I did say that motives need not be entirely pure, and the aligning of such motivations -I want was is best for my children because that makes me look good too -done through such institutions as, say, marriage, strikes me as a brilliant social development.
To the contrary, American children believe they are the center of the universe because of their parents’ narcissism. First, the observe their parents’ behavior and imbibe the view. Second, the parental focus on children being perfect by parental standards signifies to the child the realization of Calvin (of “& Hobbes,” not the theologian) that all of history has clearly conspired to create this child who will fulfill their parents’ being -and given this clear importance, they must be the center of the universe.
My point is that your argument can be reductio ad absurdum‘ed into a condemnation of just about everything people do with other people. As a species we’re really not good at following that rule.
Well, sometimes. Sometimes it’s much more complicated. Sometimes development is steered toward the good of the collective (family, community, society, culture) in order that the individual child may eventually benefit from the strength of the collective or avoid the harms that come from the weakening of the collective. But in the obvious cases like stage parents who push their kids into acting to fulfill their own shattered dreams…yeah, you’re definitely right.
Concur.
Eh, a super-recalcitrant perfectionist streak runs in our family, but the expectation that we should be perfect children never gave us the illusion that we were fulfilling our parents’ being. Rather the reverse. We were the inconvenient little yard-monkeys that they tolerated having around in the hopes that one day, we’d be responsible adults who’d do our parents proud. “Remember, we have to put up with you, and children don’t have the moral standing to give their parents a hard time, so knock it off!” was a pretty common message in our household.
It was always clear that we should behave perfectly, but also always clear that our parents held us under suspicion of not meeting this expectation. Maybe that’s why we felt our parents did an exceptionally good job (well, compared to neighboring families) reminding us of how much we were not the center of the universe.
I don’t consider that a reductio ab absurdum. I consider that a pretty good summary of human nature. As a species we are extremely good at such exploitation. We’re even good at convincing ourselves its a virtue. The trick of civilization is to convince people that the best form of exploitation is one in which you don’t exploit others.
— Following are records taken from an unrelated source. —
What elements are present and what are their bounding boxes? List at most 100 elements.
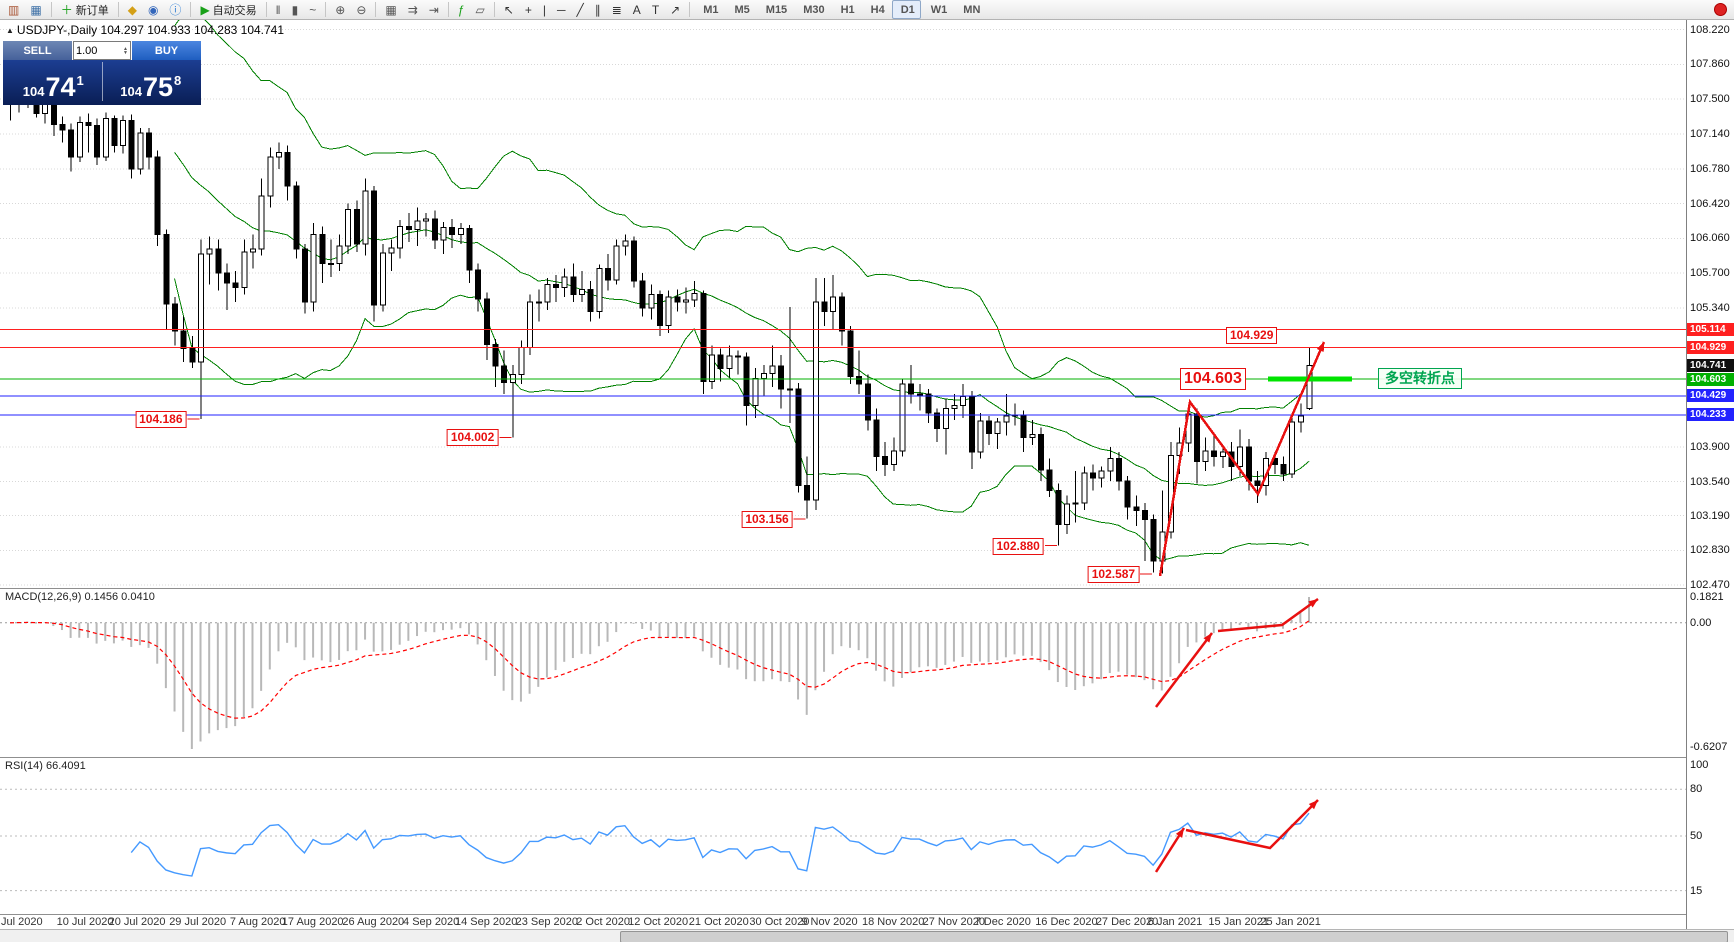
price-tick-label: 108.220 (1690, 23, 1730, 36)
templates-icon[interactable]: ▱ (471, 0, 490, 19)
price-callout-label[interactable]: 104.186 (135, 410, 187, 428)
timeframe-d1-button-label: D1 (900, 3, 915, 16)
turning-point-label[interactable]: 多空转折点 (1378, 368, 1462, 390)
zoom-in-icon[interactable]: ⊕ (330, 0, 350, 19)
price-callout-label[interactable]: 104.002 (446, 429, 499, 447)
date-label: 25 Jan 2021 (1260, 916, 1321, 928)
candle-body (353, 208, 360, 245)
candle-body (172, 303, 179, 332)
candle-body (942, 407, 949, 430)
timeframe-h1-button[interactable]: H1 (832, 0, 861, 19)
timeframe-h4-button[interactable]: H4 (862, 0, 891, 19)
date-label: 12 Oct 2020 (628, 916, 689, 928)
price-callout-label[interactable]: 102.587 (1087, 565, 1140, 583)
notification-icon[interactable] (1714, 3, 1727, 16)
indicators-icon[interactable]: ƒ (453, 0, 470, 19)
buy-button[interactable]: BUY (132, 41, 201, 60)
auto-scroll-icon[interactable]: ⇉ (403, 0, 423, 19)
horizontal-line-icon[interactable]: ─ (552, 0, 571, 19)
chart-bars-icon[interactable]: ‖ (271, 0, 286, 19)
macd-canvas[interactable] (0, 589, 1686, 757)
candle-body (275, 151, 282, 158)
candle-body (1280, 463, 1287, 475)
price-callout-label[interactable]: 103.156 (741, 510, 793, 528)
toolbar-separator (493, 2, 495, 17)
rsi-scale-label: 15 (1690, 884, 1703, 897)
vertical-line-icon[interactable]: | (538, 0, 551, 19)
autotrade-button[interactable]: ▶ 自动交易 (195, 0, 261, 19)
candle-body (994, 421, 1001, 434)
candle-body (327, 262, 334, 265)
favorites-icon[interactable]: ◆ (123, 0, 142, 19)
buy-price[interactable]: 104 75 8 (105, 72, 198, 102)
price-tag: 104.429 (1687, 389, 1734, 403)
rsi-scale-label: 50 (1690, 830, 1703, 842)
tile-windows-icon[interactable]: ▦ (380, 0, 401, 19)
candle-body (258, 195, 265, 250)
sell-price-prefix: 104 (22, 84, 45, 99)
candle-body (388, 247, 395, 254)
price-tick-label: 102.470 (1690, 579, 1730, 592)
profiles-icon[interactable]: ▦ (25, 0, 46, 19)
timeframe-d1-button[interactable]: D1 (891, 0, 921, 19)
price-callout-label[interactable]: 104.929 (1226, 326, 1278, 344)
price-tick-label: 107.140 (1690, 127, 1730, 140)
chart-line-icon[interactable]: ~ (304, 0, 321, 19)
candle-body (1046, 469, 1053, 491)
timeframe-m15-button[interactable]: M15 (757, 0, 793, 19)
date-label: 21 Oct 2020 (688, 916, 749, 928)
candle-body (544, 284, 551, 303)
date-label: 2 Oct 2020 (576, 916, 631, 928)
macd-scale-label: -0.6207 (1690, 741, 1728, 753)
rsi-canvas[interactable] (0, 758, 1686, 914)
candle-body (804, 485, 811, 501)
timeframe-h1-button-label: H1 (840, 3, 855, 16)
zoom-out-icon[interactable]: ⊖ (351, 0, 371, 19)
market-watch-icon[interactable]: ◉ (143, 0, 163, 19)
candle-body (501, 365, 508, 383)
panel-separator[interactable] (0, 588, 1734, 589)
scrollbar-thumb[interactable] (620, 931, 1728, 942)
buy-price-big: 75 (142, 72, 173, 102)
price-tick-label: 106.420 (1690, 197, 1730, 210)
trendline-icon[interactable]: ╱ (572, 0, 589, 19)
candle-body (561, 276, 568, 289)
candle-body (1245, 446, 1252, 482)
timeframe-m30-button[interactable]: M30 (794, 0, 830, 19)
sell-price[interactable]: 104 74 1 (7, 73, 100, 101)
candle-body (371, 190, 378, 306)
candle-body (1133, 506, 1140, 512)
candle-body (180, 330, 187, 349)
volume-input[interactable]: 1.00 ▲ ▼ (73, 41, 131, 60)
new-chart-icon[interactable]: ▥ (3, 0, 24, 19)
price-chart-canvas[interactable] (0, 20, 1686, 588)
chart-candles-icon[interactable]: ▮ (287, 0, 304, 19)
volume-spinner[interactable]: ▲ ▼ (123, 45, 128, 56)
price-callout-label[interactable]: 102.880 (992, 537, 1044, 555)
fibonacci-icon[interactable]: ≣ (607, 0, 627, 19)
collapse-triangle-icon[interactable]: ▲ (6, 26, 14, 35)
channel-icon[interactable]: ∥ (590, 0, 606, 19)
text-icon[interactable]: A (628, 0, 646, 19)
price-callout-label[interactable]: 104.603 (1180, 368, 1246, 391)
chart-shift-icon[interactable]: ⇥ (424, 0, 444, 19)
new-order-button[interactable]: ＋新订单 (56, 0, 114, 19)
label-icon[interactable]: T (647, 0, 664, 19)
timeframe-m1-button[interactable]: M1 (694, 0, 724, 19)
horizontal-scrollbar[interactable] (0, 929, 1734, 942)
date-label: 27 Dec 2020 (1095, 916, 1159, 928)
sell-button[interactable]: SELL (3, 41, 72, 60)
info-icon[interactable]: ⓘ (164, 0, 186, 19)
timeframe-m5-button[interactable]: M5 (726, 0, 756, 19)
cursor-icon[interactable]: ↖ (499, 0, 519, 19)
crosshair-icon[interactable]: + (520, 0, 537, 19)
panel-separator[interactable] (0, 757, 1734, 758)
candle-body (873, 419, 880, 458)
date-label: 15 Jan 2021 (1208, 916, 1269, 928)
timeframe-mn-button[interactable]: MN (954, 0, 986, 19)
candle-body (449, 227, 456, 235)
candle-body (657, 293, 663, 326)
timeframe-w1-button[interactable]: W1 (922, 0, 954, 19)
arrows-icon[interactable]: ↗ (665, 0, 685, 19)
Market capitalism says that you can become rich by dealing fairly with your customers and workers.
Yet in our semi-Market crony-capitalist system you see the exploitation growing everywhere from immigration to law enforcement.
The honors attached to marriage and standing in the community say that proper rearing and raising of children to be successful adults rather than a pet project or a sexual release can make you a leader among men (Christianity even codifies it in the standards of a deacon -“his children obey him in a manner worthy of full respect“).
Look around, in our semi-pagan family system, and see the damage, from the 20% sexual losers, and 25% never married, the lower-class collapse of family, and the Stepford hell of the middle class -and the top, who live Ozzy and Harriet lives, but deny that to the rest while preserving their own power.
Adam Smith, Theory of Moral Sentiments. Smart man.
Did you read my last sentence? I specifically didn’t say there was no silver bullet. To say that government can do nothing to help is patently false. There were plenty of cultural laws, such as marriage defined as one man, one woman, before. Laws shape the culture. That is something Libertarians apparently don’t understand.
Laws are a reflection of culture, otherwise people will regard them as unjust and either challenge or refuse to obey. Marriage laws did not stop people from having homosexual relationships, open marriages, or adulterous affairs. In order to change behavior, you need to convince people.
Quit whining.
Suck it up.
An excellent rule of thumb. That tends to work spectacularly. Until it fails spectacularly.